O legista voltou à análise do corpo. O assistente fez uma ligação para o médico, e em minutos entrou na sala o especialista em balística da polícia militar.

Paulo Mattos dava mais uma mordida em seu sanduiche, ouvindo as informações do legista, olhando o corpo a sua frente. Maurindo indignou-se por Paulo Mattos. Como pode comer diante do corpo? E ainda todo aberto?

Desta vez cogitava em seu interior, que o vagabundo justamente morto, poderia ser um que tentara matar um policial. Novamente bem feito! Foi surpreendido em uma fuga de moto como os marginais de São Paulo o fazem. Mas desta vez o lixo social partia para não mais voltar jogado na cova feito merda na fossa, deixado aos vermes que são seus comparsas de sujeira.

Paulo Mattos abandonou a sala.

- Então Doutor, o que foi?

- É. Uma bala acertou coração e a outra perfurou um pulmão. Ambas provocaram hemorragia. Foi a óbito em minutos. Afundou-se na conclusão da certidão.

Maurindo lembrou-se quando morava com a mãe em um barraco na favela de Heliópolis, logo após a morte do pai. Uma noite ao chegar do trabalho encontrou a mãe jogada no chão da cozinha. Estava coberta pelo próprio sangue. Um marginal, como o que estava na maca, concluía, arrombou a porta na busca de algo para trocar por droga. A pobre senhora reagiu e foi esfaqueada no ombro. No mesmo hospital das Clínicas onde agora seu filho é funcionário, foi socorrida. Mas a vida nunca mais voltou ao normal. Não retornou á mobilidade que possuía antes. O braço; seu ganha pão, sua ferramenta de trabalho na árdua função de lavar, limpar, torcer, e esfregar as mansões dos ricos em Higienópolis não mais poderiam ser feitos por ela. O ódio fomentou em si por muitos dias. Mas dissipou quando pela graça passou no concurso público, e junto com a mãe mudou-se para um apartamento popular na zona sul da cidade.

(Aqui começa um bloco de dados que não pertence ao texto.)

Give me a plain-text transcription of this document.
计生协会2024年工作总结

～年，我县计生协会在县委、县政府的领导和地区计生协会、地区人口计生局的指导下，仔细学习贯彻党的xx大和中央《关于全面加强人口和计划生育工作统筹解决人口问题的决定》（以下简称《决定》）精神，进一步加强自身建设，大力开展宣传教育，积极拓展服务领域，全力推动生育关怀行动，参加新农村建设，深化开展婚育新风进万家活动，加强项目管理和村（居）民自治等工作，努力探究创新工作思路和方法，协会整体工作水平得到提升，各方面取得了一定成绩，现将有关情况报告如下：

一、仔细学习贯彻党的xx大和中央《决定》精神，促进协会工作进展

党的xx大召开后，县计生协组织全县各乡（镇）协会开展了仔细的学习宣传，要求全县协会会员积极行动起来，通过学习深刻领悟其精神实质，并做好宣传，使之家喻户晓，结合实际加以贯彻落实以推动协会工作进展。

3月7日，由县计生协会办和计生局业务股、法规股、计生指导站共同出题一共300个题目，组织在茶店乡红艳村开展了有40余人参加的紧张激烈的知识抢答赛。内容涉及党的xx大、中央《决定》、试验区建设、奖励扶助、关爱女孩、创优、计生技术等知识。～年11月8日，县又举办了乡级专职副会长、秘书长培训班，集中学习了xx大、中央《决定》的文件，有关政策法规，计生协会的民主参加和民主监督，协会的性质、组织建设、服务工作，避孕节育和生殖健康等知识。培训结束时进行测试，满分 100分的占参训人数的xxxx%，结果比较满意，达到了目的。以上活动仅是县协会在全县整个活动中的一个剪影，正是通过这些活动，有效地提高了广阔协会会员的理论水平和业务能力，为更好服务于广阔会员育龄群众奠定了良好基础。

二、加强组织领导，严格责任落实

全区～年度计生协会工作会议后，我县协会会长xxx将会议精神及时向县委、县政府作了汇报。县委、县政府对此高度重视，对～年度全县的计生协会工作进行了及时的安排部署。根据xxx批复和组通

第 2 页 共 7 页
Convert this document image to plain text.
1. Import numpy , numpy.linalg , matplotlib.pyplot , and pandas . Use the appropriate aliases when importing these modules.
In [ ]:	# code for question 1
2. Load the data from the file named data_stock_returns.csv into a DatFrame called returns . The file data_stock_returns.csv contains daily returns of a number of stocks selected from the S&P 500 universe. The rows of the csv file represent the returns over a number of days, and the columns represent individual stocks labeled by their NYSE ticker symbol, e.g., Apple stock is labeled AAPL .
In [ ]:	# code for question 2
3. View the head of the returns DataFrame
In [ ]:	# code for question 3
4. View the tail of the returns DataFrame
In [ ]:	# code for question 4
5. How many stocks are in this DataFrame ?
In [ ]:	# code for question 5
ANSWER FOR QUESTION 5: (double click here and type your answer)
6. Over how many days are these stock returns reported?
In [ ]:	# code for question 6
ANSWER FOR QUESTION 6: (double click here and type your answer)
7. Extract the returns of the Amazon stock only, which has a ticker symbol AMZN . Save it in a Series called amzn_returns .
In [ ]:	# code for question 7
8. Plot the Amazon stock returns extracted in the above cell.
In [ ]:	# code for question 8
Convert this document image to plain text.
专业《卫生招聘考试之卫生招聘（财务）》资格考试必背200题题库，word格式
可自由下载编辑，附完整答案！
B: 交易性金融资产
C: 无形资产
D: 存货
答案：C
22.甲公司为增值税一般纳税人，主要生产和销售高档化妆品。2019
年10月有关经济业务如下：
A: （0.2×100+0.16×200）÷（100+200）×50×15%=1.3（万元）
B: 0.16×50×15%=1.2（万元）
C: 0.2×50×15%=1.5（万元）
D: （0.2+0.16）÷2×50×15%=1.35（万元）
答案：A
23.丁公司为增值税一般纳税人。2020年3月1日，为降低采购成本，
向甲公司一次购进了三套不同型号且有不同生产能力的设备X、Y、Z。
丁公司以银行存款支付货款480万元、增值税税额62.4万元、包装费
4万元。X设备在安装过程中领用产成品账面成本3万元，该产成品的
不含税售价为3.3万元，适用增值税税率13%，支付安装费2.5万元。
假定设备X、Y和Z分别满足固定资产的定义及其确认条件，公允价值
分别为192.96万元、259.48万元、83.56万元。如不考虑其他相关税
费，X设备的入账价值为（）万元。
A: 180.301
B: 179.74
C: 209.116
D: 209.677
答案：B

Um policial civil bateu á porta da sala, Maurindo na conclusão da sutura do lado frontal do corpo assustou-se. Pouco viu da feição do policial civil, que logo foi retirado de lá por um dos dois oficiais militares que vigiavam a entrada.

Costurou violentamente o corpo, queria vingar-se nele o que sofreu sua mãe. Descarregava nas mãos e na ponta da agulha toda a raiva que possuía em seu ser. Não sentia piedade da família daquele que jaz em suas mãos, queria que a família sofresse. Se ele foi o que foi, era por má criação. Por falta de corretivo e por displicência de pais que permitiam que vivesse na vagabundagem durante a infância e adolescência.

Terminado trabalho: - Muito bom Maurindo. Ficou bem fechado. Tem umas partes que você apertou demais, mas não tem importância, não vai ficar a vista mesmo!

- Então Doutor do que o vagabundo morreu?

- Não faça isso! Maurindo manteve-se estático diante da repreensão do médico.

- Ele foi vítima. È um pobre que voltava para casa e os policiais civis o confundiram com um assaltante de banco e atiram a queima roupa.

Lagrimas inundaram os olhos do assistente. O peso da consciência o martirizou: - Mil desculpas, Doutor.

- Tudo bem. Eu recomendo que quando você sair, não fale com ninguém sobre este caso. Se fizerem muita insistência diga que é apenas o assistente do legista e que não sabe de nada. Para o seu bem. Pelo que soube os policiais militares estão cuidando do caso, mas os civis que foram os responsáveis pelo crime querem esconder a história. Por isso, seja o mais invisível possível.

- Sim senhor!

De olhar murcho, mas tranquilo, o assistente guardou o homem na gelada gaveta.